Retro Review: E.T. the Extra Terrestrial (1982)

                                   'E.T.': A Sci-Fi Classic Of Astronomical Proportions
              In my mind, what makes a film a classic in general and not just in its specific genre, is a film that not only has the mechanics of a great film: direction, acting, story, score, etc., but a film that manages to weave in elements of different genres while demonstrating its own so that in can appeal to a wider audience. Plus, some added humanistic drama. E.T. the Extra Terrestrial certainly has those makings of a great classic and might hopefully inspire me to make a classic of my own.

 E.T. The Extra Terrestrial follows the story of a young boy named Elliot (Henry Thomas) who, while in his backyard, discovers a tiny alien that he calls "E.T.". E.T. not only befriends Elliot, but becomes acquainted with his siblings Gertie (Drew Barrymore) and Michael (Robert McNaughton). Over the course of this alien's stay, Elliot starts to develop a special physical connection to him.

   Now, for this part of the review, I won't just discuss what I liked about the film, but also use it for an analysis of its themes, which I will start with. Now, because Elliot and E.T. have a psychic connection, to me, it makes E.T. seem like a representation of Elliot's father. Not only does the film deal with the titular alien, but Elliot copes with the divorce of his parents as well. So, I feel that possibly E.T. represents the father that Elliot badly wants to come back home. One scene that I feel demonstrates this is the one where Elliot cuts himself and E.T. uses his special light to heal him, like any parent would do if their child injured themselves. Steven Spielberg himself said the film draws inspiration from his own parents' divorce. The film also deals with the theme of loneliness. Elliot is not a child of divorce, but is an outcast at his school, or "alienated" so the actual alien serves as his best friend. So, E.T. is like both a father and a friend to Elliot and I thought that was quite fascinating.
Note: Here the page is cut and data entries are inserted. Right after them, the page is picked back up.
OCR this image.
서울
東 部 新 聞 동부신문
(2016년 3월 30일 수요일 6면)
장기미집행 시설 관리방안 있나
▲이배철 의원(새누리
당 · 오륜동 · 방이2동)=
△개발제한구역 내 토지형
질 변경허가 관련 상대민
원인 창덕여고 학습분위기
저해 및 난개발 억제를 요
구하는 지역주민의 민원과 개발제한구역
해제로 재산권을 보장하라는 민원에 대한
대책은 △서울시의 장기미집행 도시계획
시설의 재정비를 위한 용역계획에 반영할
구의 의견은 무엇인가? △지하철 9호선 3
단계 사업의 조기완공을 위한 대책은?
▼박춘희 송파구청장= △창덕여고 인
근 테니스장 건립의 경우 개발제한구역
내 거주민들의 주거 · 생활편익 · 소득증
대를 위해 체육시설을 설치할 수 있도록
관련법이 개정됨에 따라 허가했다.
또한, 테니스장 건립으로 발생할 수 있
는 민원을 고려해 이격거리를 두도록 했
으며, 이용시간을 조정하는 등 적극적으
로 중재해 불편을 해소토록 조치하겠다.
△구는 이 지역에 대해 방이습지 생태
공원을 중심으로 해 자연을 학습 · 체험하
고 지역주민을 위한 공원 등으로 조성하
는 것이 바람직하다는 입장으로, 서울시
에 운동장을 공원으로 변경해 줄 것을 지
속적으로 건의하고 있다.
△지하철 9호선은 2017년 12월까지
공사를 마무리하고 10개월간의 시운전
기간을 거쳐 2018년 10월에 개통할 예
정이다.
   Next, I'll get into what I actually liked about the film. First off, I thought the design of E.T. looked genius and realistic since animatronics and such were used to create it. I also thought the score by John Williams was spectacular, especially the famous theme where E.T. and Elliot are flying on the bike. The direction by Mr. Steven Spielberg was brilliant, of course. One thing I liked about his direction was his use of lighting, like in the scene where E.T.'s finger lights and heals Elliot's finger. As I said, I felt that scene was rather symbolic of the father-son relationship those two have and when E.T. presses his finger on Elliot's, it is like they have the "same light". Plus, the scenes where E.T. and Elliot are flying on the bike looked quite realistic, even if they were more than likely green-screened. I also have to give major props to the writer Melissa Mathison for creating such a well-realized story. It manages to not only be a sci-fi film grounded in reality, but a coming-of-age story as well as a tearjerker with some comedy thrown into the mix.


   Overall, E.T. the Extra Terrestrial is an amazingly complex family classic that assemble's a sci-fi film's essentials to perfection: Direction, thought-provoking sci-fi, score, etc. It will make you laugh, yet might also make you cry (seriously, if you don't cry at the end of this movie, you might need to check your pulse). I would recommend this to everybody, both young and old, especially since this is a classic for the ages.